The cast comprised Sidney Poitier as Mark Thackeray, Christian Roberts as Bert Denham, Lulu as Barbara ‘Babs’ Pegg, Adrienne Posta as Moira Joseph, Judy Geeson as Pamela Dare and Suzy Kendall as Gillian Blanchard. The soundtrack was issued on Fontana TL 5446 and contained four songs by Lulu and two by the Mindbenders. In some ways this was a British equivalent of ‘The Blackboard Jungle’, but not as dark. It also featured one of that earlier film’s actors, Sidney Poitier, in the leading role. The musical content, rather than the ‘rebellious’ rock ‘n’ roll of Bill Haley & His Comets, mirrored the sentimentality of the film with Lulu’s rendition of the title song which became a No. 1 hit for her. Lulu also had a small acting role in the film and Manchester group The Mindbenders performed during the end-of-term school dance sequence with ‘Off and Running’ and ‘It’s Getting Harder All The Time.’ The story tells of a young African engineer from British Guyana, unable to find a post in his own profession, mainly because of colour prejudice, who becomes a teacher at North Quay Secondary, an East End school with a classroom of tough 16-year-old youngsters, disillusioned and rebellious because of the limited opportunities before them due to their environment and background.

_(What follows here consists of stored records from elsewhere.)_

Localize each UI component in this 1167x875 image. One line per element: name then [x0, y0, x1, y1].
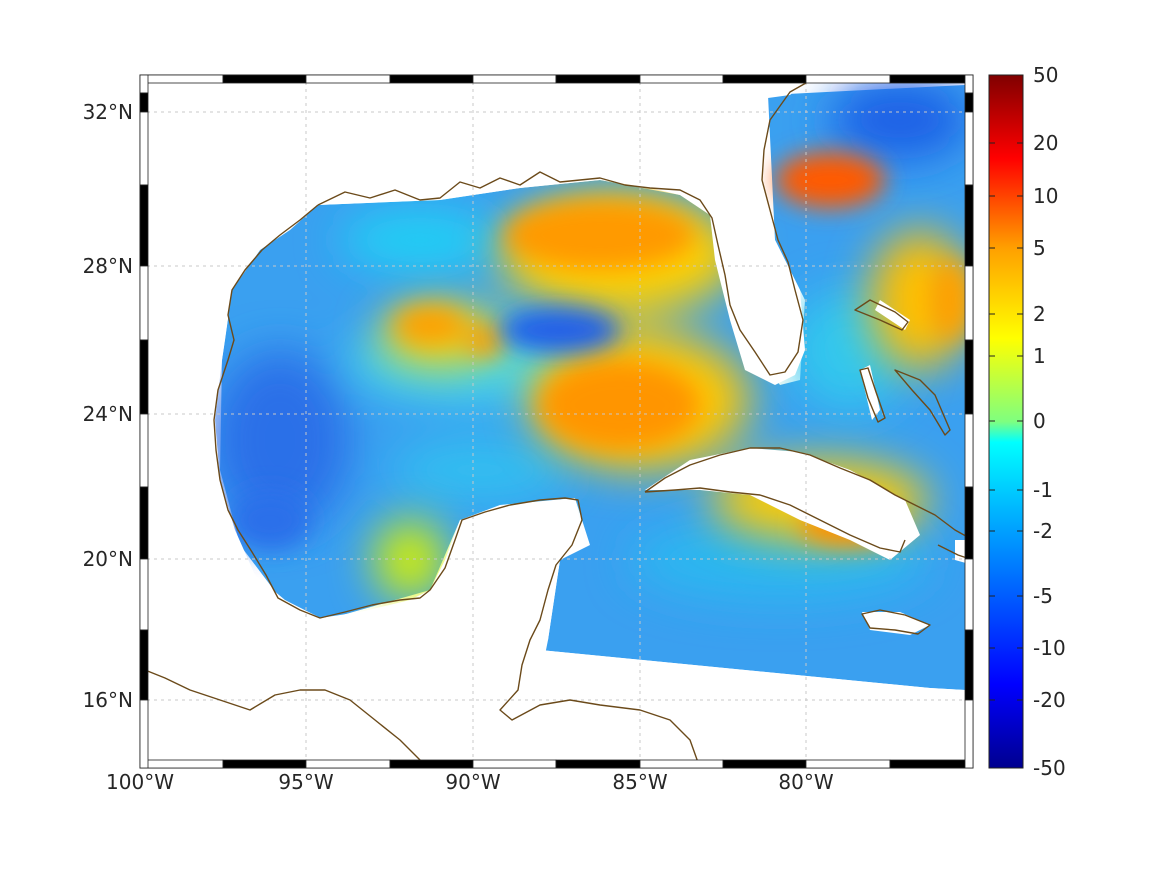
frame-segment [139, 486, 149, 560]
frame-segment [222, 74, 307, 84]
west-orange [395, 307, 465, 343]
frame-segment [722, 74, 807, 84]
frame-segment [139, 184, 149, 267]
frame-segment [964, 413, 974, 488]
colorbar-tick-label: -2 [1033, 519, 1053, 543]
frame-segment [555, 74, 641, 84]
frame-segment [964, 184, 974, 267]
frame-segment [139, 413, 149, 488]
frame-segment [139, 629, 149, 701]
colorbar-tick-label: -50 [1033, 756, 1066, 780]
colorbar-tick-label: -1 [1033, 478, 1053, 502]
scalar-field [140, 75, 973, 768]
bottom-border [139, 759, 974, 769]
y-axis-labels: 32°N 28°N 24°N 20°N 16°N [83, 100, 133, 712]
x-tick-label: 85°W [612, 770, 667, 794]
y-tick-label: 28°N [83, 254, 133, 278]
atlantic-orange [930, 260, 970, 340]
frame-segment [139, 92, 149, 113]
right-border [964, 74, 974, 769]
us-gulf-coastline [317, 74, 821, 376]
north-gulf-cyan [340, 210, 500, 270]
colorbar-tick-label: 20 [1033, 131, 1058, 155]
frame-segment [805, 759, 891, 769]
west-gulf-blue [210, 350, 350, 530]
frame-segment [222, 759, 307, 769]
frame-segment [964, 92, 974, 113]
colorbar-tick-label: -10 [1033, 636, 1066, 660]
frame-segment [555, 759, 641, 769]
bahamas-coastline [854, 299, 951, 436]
loop-orange [540, 360, 700, 450]
x-tick-label: 95°W [278, 770, 333, 794]
frame-segment [139, 74, 149, 94]
left-border [139, 74, 149, 769]
frame-segment [964, 265, 974, 341]
frame-segment [639, 759, 724, 769]
frame-segment [964, 339, 974, 415]
frame-segment [139, 74, 224, 84]
frame-segment [889, 759, 974, 769]
coastlines [139, 74, 974, 769]
frame-segment [964, 111, 974, 186]
frame-segment [964, 74, 974, 94]
colorbar-tick-label: 1 [1033, 344, 1046, 368]
colorbar-tick-label: -20 [1033, 688, 1066, 712]
grid-lines [140, 75, 973, 768]
frame-segment [889, 74, 974, 84]
y-tick-label: 24°N [83, 402, 133, 426]
frame-segment [472, 759, 557, 769]
y-tick-label: 20°N [83, 547, 133, 571]
frame-segment [389, 74, 474, 84]
frame-segment [722, 759, 807, 769]
colorbar-tick-label: -5 [1033, 584, 1053, 608]
y-tick-label: 16°N [83, 688, 133, 712]
x-tick-label: 80°W [778, 770, 833, 794]
axes-frame [139, 74, 974, 769]
west-orange-2 [465, 325, 505, 355]
colorbar-tick-label: 50 [1033, 63, 1058, 87]
south-gulf-cyan [390, 440, 570, 500]
top-border [139, 74, 974, 84]
gulf-dark-blue [500, 308, 620, 352]
bay-dark-blue [230, 490, 310, 550]
land-mask [140, 75, 973, 768]
mexico-coastline [213, 204, 701, 769]
frame-segment [139, 339, 149, 415]
x-tick-label: 100°W [106, 770, 174, 794]
x-axis-labels: 100°W 95°W 90°W 85°W 80°W [106, 770, 834, 794]
frame-segment [964, 558, 974, 631]
ne-gulf-orange [505, 200, 695, 270]
colorbar-tick-label: 10 [1033, 184, 1058, 208]
frame-segment [139, 699, 149, 769]
frame-segment [139, 265, 149, 341]
frame-segment [964, 699, 974, 769]
frame-segment [964, 486, 974, 560]
colorbar-tick-label: 2 [1033, 302, 1046, 326]
cuba-coastline [644, 447, 974, 553]
colorbar-tick-label: 5 [1033, 236, 1046, 260]
east-atlantic-blue [830, 80, 970, 160]
jamaica-coastline [861, 609, 931, 635]
colorbar-tick-label: 0 [1033, 409, 1046, 433]
campeche-yellow [375, 520, 445, 600]
frame-segment [389, 759, 474, 769]
sc-red [775, 152, 885, 208]
y-tick-label: 32°N [83, 100, 133, 124]
central-america-coastline [139, 667, 431, 769]
frame-segment [964, 629, 974, 701]
frame-segment [139, 111, 149, 186]
frame-segment [139, 759, 224, 769]
x-tick-label: 90°W [445, 770, 500, 794]
frame-segment [639, 74, 724, 84]
frame-segment [472, 74, 557, 84]
frame-segment [305, 74, 391, 84]
frame-segment [139, 558, 149, 631]
frame-segment [305, 759, 391, 769]
frame-segment [805, 74, 891, 84]
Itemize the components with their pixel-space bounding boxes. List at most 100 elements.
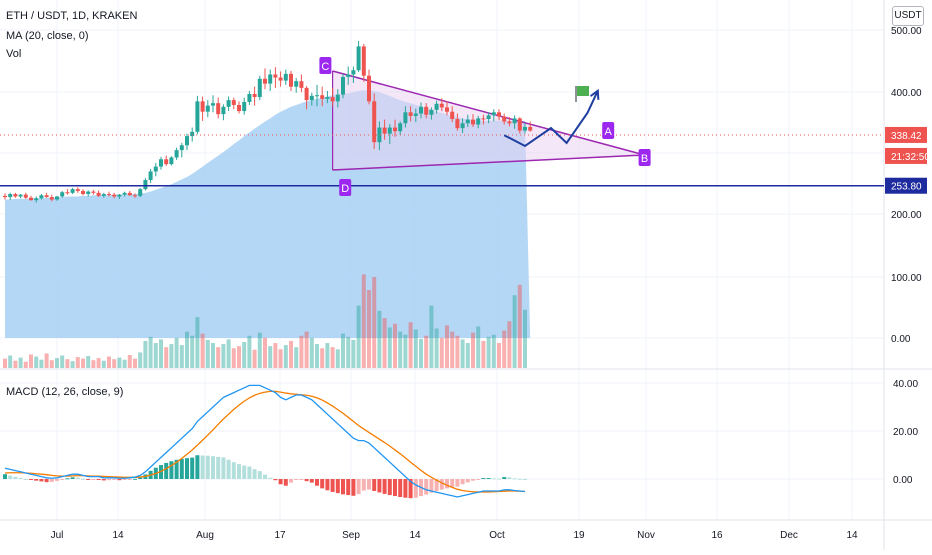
candle-body [382, 127, 387, 134]
volume-bar [23, 361, 28, 368]
volume-bar [39, 359, 44, 368]
candle-body [195, 101, 200, 132]
candle-body [231, 100, 236, 105]
volume-bar [216, 347, 221, 368]
macd-histogram-bar [289, 479, 293, 483]
candle-body [335, 94, 340, 102]
macd-histogram-bar [424, 479, 429, 495]
volume-bar [361, 274, 366, 368]
vol-legend[interactable]: Vol [6, 48, 22, 60]
candle-body [273, 74, 278, 78]
candle-body [476, 118, 481, 125]
time-tick-label: Sep [342, 530, 360, 541]
candle-body [320, 95, 325, 99]
macd-histogram-bar [356, 479, 361, 495]
candle-body [247, 94, 252, 102]
macd-histogram-bar [185, 458, 189, 479]
volume-bar [398, 331, 403, 368]
macd-histogram-bar [398, 479, 403, 497]
countdown-tag: 21:32:50 [891, 152, 930, 163]
volume-bar [372, 277, 377, 368]
support-price-tag-bg [885, 177, 927, 194]
macd-histogram-bar [382, 479, 387, 494]
volume-bar [44, 353, 49, 368]
macd-histogram-bar [117, 479, 122, 481]
macd-histogram-bar [65, 478, 70, 480]
macd-histogram-bar [393, 479, 397, 497]
volume-bar [377, 310, 382, 368]
macd-histogram-bar [450, 479, 455, 488]
macd-histogram-bar [273, 479, 278, 481]
macd-histogram-bar [278, 479, 283, 485]
macd-tick-label: 40.00 [893, 379, 918, 390]
macd-histogram-bar [455, 479, 460, 487]
volume-bar [403, 334, 408, 368]
symbol-legend[interactable]: ETH / USDT, 1D, KRAKEN [6, 10, 138, 22]
wedge-lower-line [332, 154, 645, 171]
volume-bar [356, 305, 361, 368]
macd-histogram-bar [23, 479, 28, 480]
candle-body [133, 195, 137, 197]
candle-body [18, 194, 23, 197]
candle-body [13, 194, 18, 197]
volume-bar [351, 339, 356, 368]
macd-histogram-bar [226, 459, 231, 479]
candle-body [252, 94, 257, 98]
volume-bar [476, 326, 481, 368]
macd-histogram-bar [174, 459, 179, 479]
volume-bar [268, 346, 273, 368]
volume-bar [86, 356, 91, 368]
macd-histogram-bar [294, 479, 299, 480]
macd-histogram-bar [44, 479, 49, 483]
candle-body [460, 123, 465, 129]
macd-histogram-bar [133, 478, 137, 480]
candle-body [445, 107, 449, 112]
candle-body [419, 106, 423, 114]
candle-body [356, 46, 361, 71]
candle-body [429, 109, 434, 115]
volume-bar [424, 335, 429, 368]
annotation-label-d [339, 179, 352, 196]
macd-line [4, 384, 526, 498]
currency-button[interactable]: USDT [892, 6, 924, 26]
candle-body [39, 195, 44, 199]
macd-histogram-bar [445, 479, 449, 489]
volume-bar [75, 357, 80, 368]
candle-body [523, 126, 527, 131]
macd-tick-label: 20.00 [893, 427, 918, 438]
volume-bar [320, 348, 325, 368]
ma-legend[interactable]: MA (20, close, 0) [6, 30, 89, 42]
macd-histogram-bar [476, 479, 481, 480]
volume-bar [221, 344, 226, 368]
volume-bar [517, 284, 522, 368]
volume-bar [512, 295, 517, 368]
macd-legend[interactable]: MACD (12, 26, close, 9) [6, 386, 124, 398]
volume-bar [502, 330, 507, 368]
candle-body [403, 112, 408, 124]
price-tick-label: 500.00 [891, 26, 922, 37]
macd-histogram-bar [211, 456, 215, 479]
macd-histogram-bar [86, 479, 91, 480]
volume-bar [185, 331, 189, 368]
candle-body [101, 194, 106, 196]
macd-histogram-bar [34, 479, 39, 481]
macd-histogram-bar [341, 479, 345, 495]
candle-body [387, 127, 392, 134]
macd-histogram-bar [325, 479, 330, 491]
candle-body [55, 196, 59, 200]
last-price-tag-bg [885, 126, 927, 143]
volume-bar [497, 343, 501, 368]
macd-histogram-bar [169, 461, 174, 479]
volume-bar [450, 331, 455, 368]
volume-bar [237, 346, 241, 368]
macd-histogram-bar [439, 479, 444, 490]
candle-body [112, 194, 117, 197]
volume-bar [91, 360, 96, 368]
macd-histogram-bar [330, 479, 335, 492]
volume-bar [112, 359, 117, 368]
volume-bar [122, 359, 127, 368]
candle-body [330, 97, 335, 102]
macd-histogram-bar [237, 464, 241, 479]
macd-histogram-bar [18, 478, 23, 480]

Even on his first day he is warned of the problems he faces as his predecessor resigned because of the hostile attitude of the kids towards anyone in authority. Thackeray is initially frustrated by their apparent lack of interest and their disruption of his classes: they slam their desk tops, walk out of class without asking for permission and generally show a lack of interest in their lessons.

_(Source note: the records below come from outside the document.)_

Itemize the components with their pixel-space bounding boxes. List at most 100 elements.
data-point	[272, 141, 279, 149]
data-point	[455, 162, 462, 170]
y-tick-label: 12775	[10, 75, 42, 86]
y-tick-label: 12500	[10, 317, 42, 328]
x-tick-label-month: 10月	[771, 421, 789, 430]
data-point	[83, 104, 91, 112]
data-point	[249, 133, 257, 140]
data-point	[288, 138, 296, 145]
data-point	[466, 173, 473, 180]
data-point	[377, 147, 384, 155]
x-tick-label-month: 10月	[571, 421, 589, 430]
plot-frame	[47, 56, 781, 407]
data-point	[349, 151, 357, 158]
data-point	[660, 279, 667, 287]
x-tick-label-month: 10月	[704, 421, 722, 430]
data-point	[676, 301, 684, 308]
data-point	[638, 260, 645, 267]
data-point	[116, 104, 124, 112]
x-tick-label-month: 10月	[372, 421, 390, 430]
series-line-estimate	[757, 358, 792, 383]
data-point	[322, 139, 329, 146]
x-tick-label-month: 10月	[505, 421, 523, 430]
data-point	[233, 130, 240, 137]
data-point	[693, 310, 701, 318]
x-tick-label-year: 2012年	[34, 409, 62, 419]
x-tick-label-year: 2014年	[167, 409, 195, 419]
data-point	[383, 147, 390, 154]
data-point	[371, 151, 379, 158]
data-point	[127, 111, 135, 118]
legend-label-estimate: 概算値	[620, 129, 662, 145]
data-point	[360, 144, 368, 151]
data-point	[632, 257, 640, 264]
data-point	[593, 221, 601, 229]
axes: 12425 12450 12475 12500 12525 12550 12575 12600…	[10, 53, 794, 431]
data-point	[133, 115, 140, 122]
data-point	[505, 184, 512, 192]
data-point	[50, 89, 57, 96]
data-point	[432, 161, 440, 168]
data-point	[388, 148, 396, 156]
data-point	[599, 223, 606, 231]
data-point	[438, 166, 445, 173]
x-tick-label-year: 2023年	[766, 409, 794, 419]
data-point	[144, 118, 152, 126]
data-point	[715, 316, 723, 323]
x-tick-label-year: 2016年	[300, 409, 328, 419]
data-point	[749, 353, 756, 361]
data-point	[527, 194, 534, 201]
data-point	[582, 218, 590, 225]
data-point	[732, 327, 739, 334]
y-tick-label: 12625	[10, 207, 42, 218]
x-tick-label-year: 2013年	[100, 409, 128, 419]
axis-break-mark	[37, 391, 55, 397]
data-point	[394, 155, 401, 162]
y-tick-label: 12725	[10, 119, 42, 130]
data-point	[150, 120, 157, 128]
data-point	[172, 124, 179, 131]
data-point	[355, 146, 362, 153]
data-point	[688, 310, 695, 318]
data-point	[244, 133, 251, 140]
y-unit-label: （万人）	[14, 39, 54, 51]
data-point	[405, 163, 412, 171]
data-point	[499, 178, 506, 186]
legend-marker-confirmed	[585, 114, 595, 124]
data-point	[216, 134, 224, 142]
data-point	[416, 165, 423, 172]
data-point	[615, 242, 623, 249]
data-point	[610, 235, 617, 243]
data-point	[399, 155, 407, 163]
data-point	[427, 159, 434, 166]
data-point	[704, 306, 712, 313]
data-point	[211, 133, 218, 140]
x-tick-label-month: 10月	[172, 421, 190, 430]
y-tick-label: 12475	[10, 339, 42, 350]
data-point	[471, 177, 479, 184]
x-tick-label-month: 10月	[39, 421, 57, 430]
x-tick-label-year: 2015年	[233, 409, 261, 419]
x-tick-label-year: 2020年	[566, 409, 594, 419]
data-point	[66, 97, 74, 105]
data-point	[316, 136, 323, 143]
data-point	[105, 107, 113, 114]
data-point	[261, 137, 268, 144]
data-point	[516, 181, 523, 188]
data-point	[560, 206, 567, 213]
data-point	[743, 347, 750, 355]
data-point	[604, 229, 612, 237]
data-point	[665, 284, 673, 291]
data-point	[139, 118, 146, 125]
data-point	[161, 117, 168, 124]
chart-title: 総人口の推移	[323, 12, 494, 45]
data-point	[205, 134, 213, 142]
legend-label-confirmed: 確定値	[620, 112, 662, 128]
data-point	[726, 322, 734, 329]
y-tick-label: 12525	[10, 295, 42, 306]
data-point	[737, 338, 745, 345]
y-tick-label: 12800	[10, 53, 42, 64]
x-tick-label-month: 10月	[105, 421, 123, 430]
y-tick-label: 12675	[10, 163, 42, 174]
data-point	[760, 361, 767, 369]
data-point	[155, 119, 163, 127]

When he finds the girls burning tampons in the classroom stove he erupts, sends the boys out of the room and gives the girls a piece of his mind before retreating to the staff room where he feels guilty about losing his temper. As a result he then begins to use unorthodox teaching methods and builds up the youngsters' self respect, treating them as young adults and getting them involved in dialogue. When another teacher, Mr Bell, forces an overlarge boy to jump a hurdle when it is obviously beyond the lad’s capabilities, the boy falls and breaks the hurdle. Furious, another boy attacks the teacher with a broken piece of wood.

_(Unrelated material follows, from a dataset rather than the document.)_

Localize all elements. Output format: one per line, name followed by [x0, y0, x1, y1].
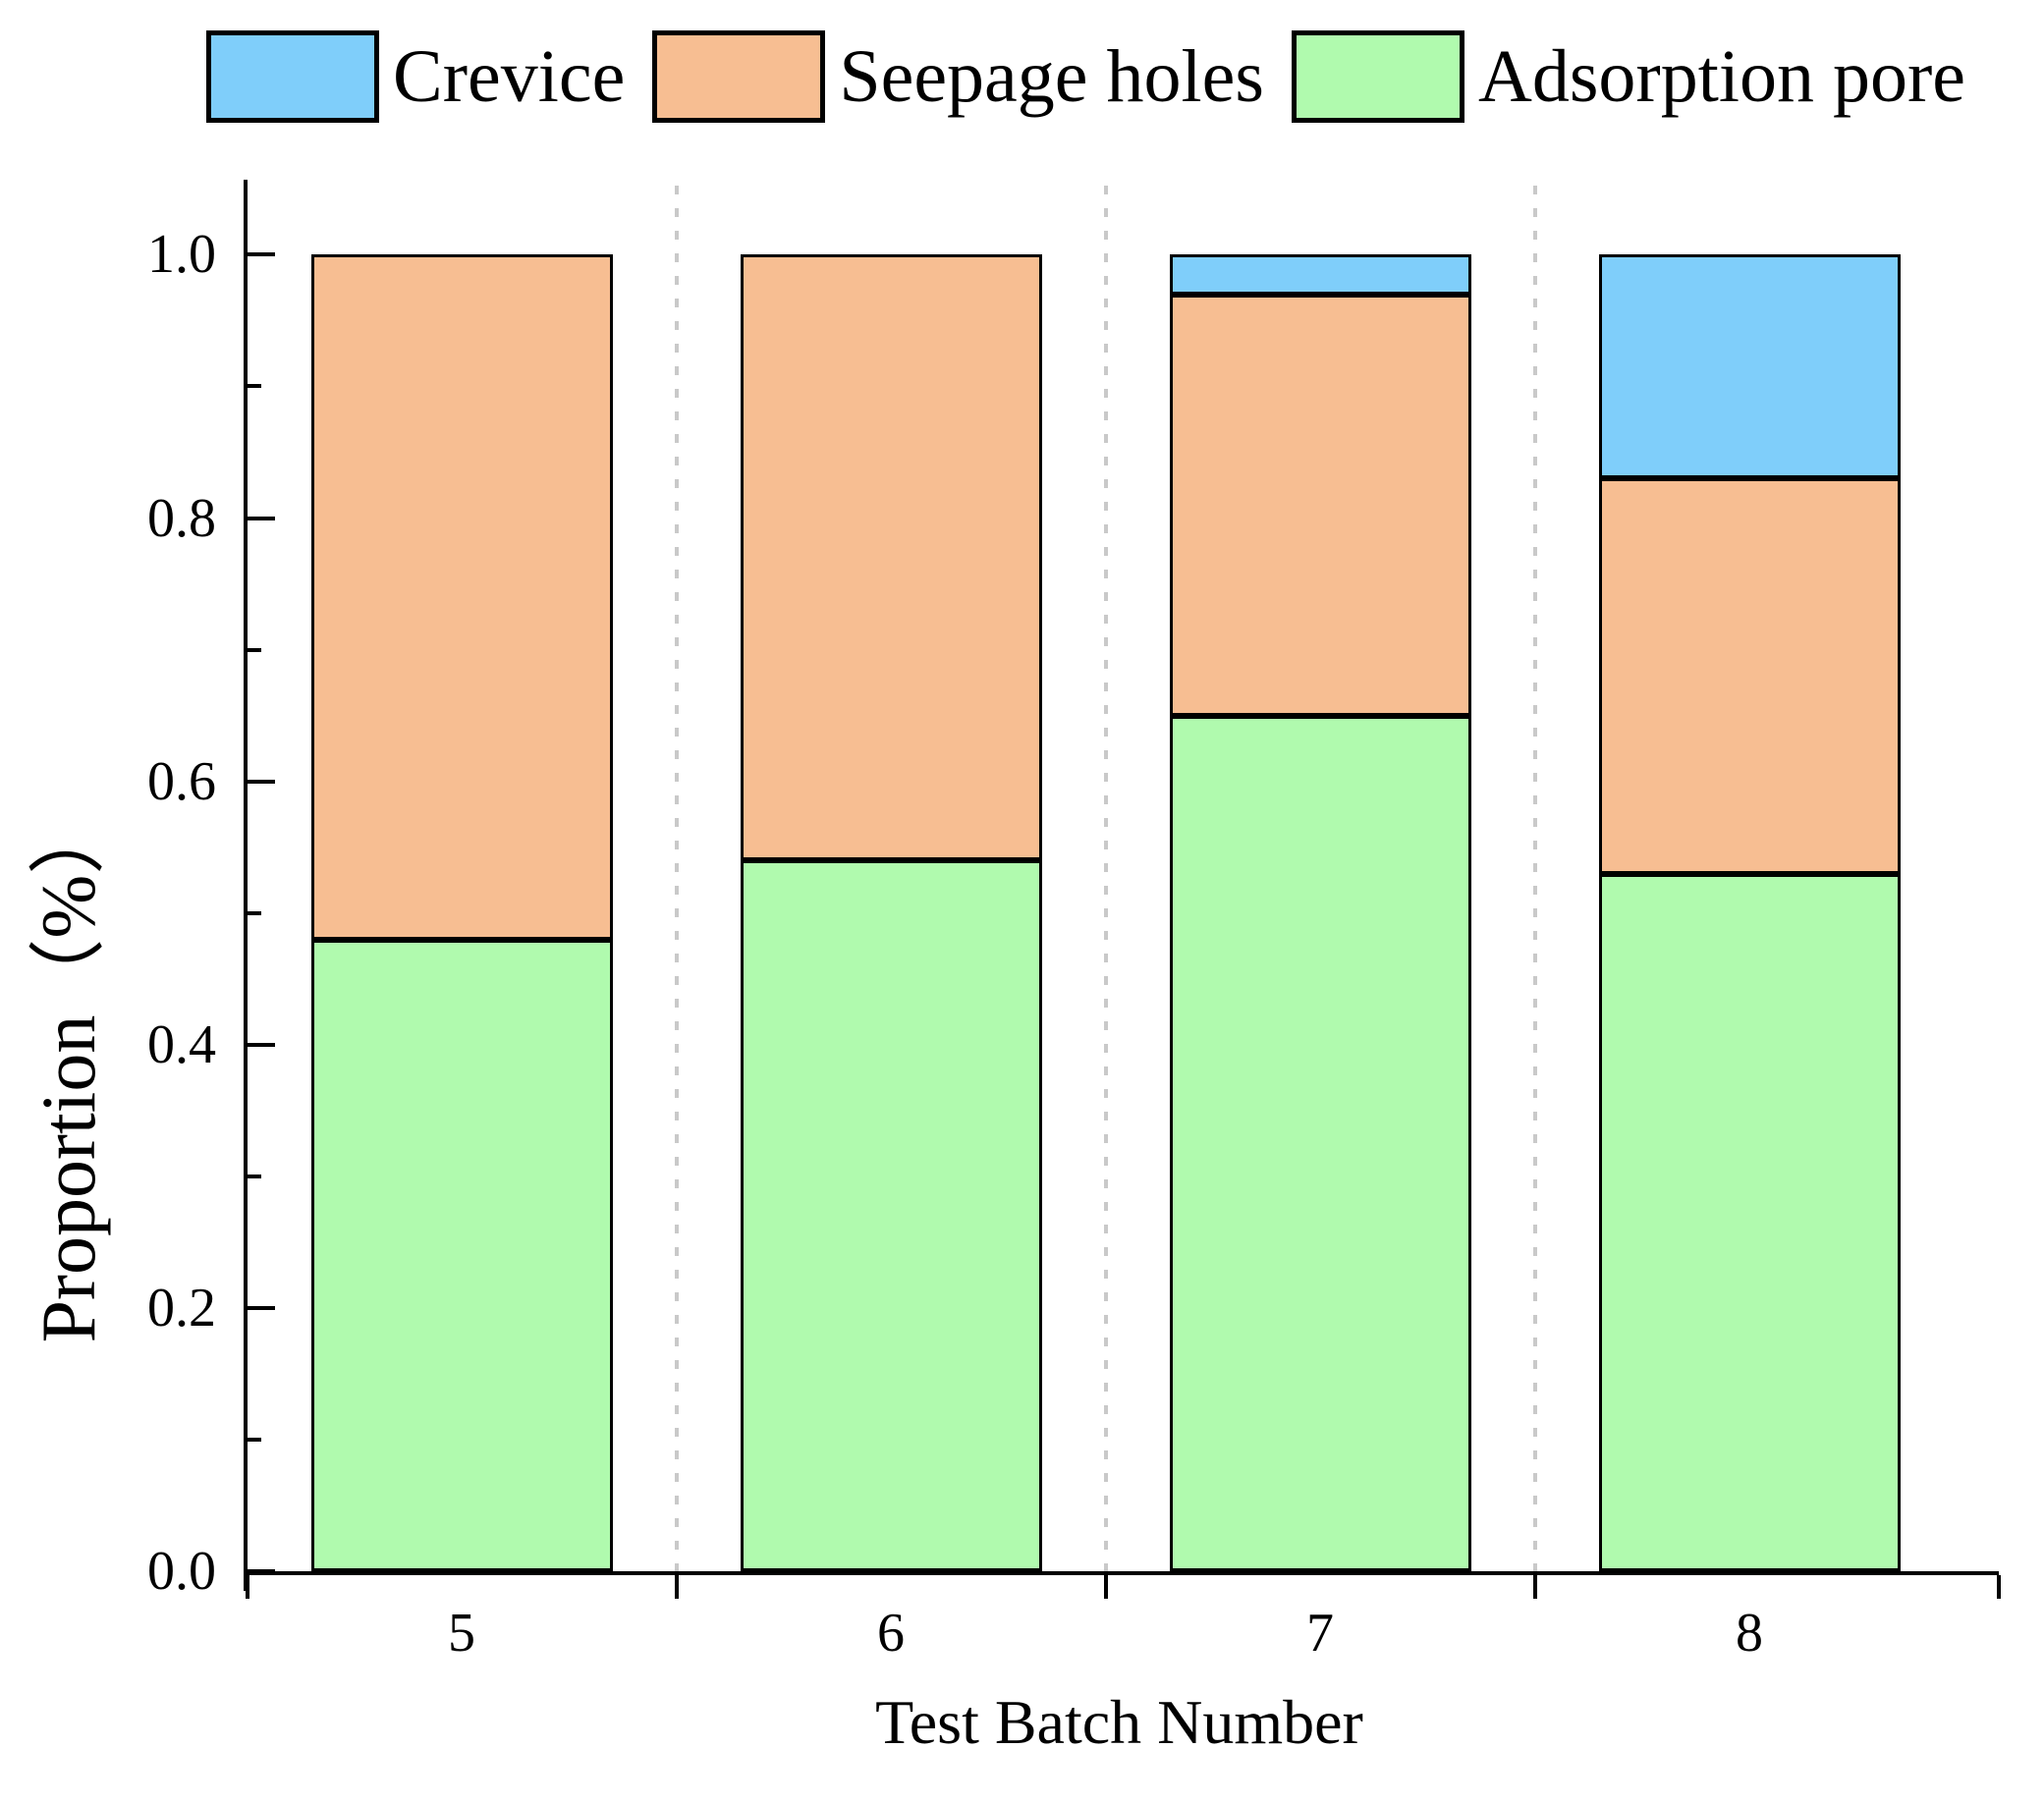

Thackeray intervenes, tells the teacher off and advises the boy that he shouldn’t lose his temper. Denham, the most disruptive boy in the class challenges Thackeray to a boxing bout. Thackeray was once a Golden Gloves contender and floors him with a single blow. Thackeray helps him up and begins to gain the boy’s respect. Gradually, teaching his students as young adults and getting them to respect each other begins to pay rewards. There were other little sub-plots – the death of a boy’s mother, who is black, also indicates the racism of the time, but is overcome when the entire class attend the funeral.
Thackeray has a mild flirtation with Gillian, one of the other teachers and one of his students, Pamela, has a crush on him.When Thackeray receives a letter offering him a job with an engineering company, he has a decision to make: to work in his chosen profession, or to continue to communicate with youngsters and help them to be better prepared for their future. He decides to stay and at the end of term dance, he is paid a tribute when one of his students, Barbara, sings a song she has written about him, ‘To Sir With Love.’ After bidding his students farewell, he comes across a sullen youngster who declares, ‘I’m in your bleeding class next term’ and realises his work is cut out for him.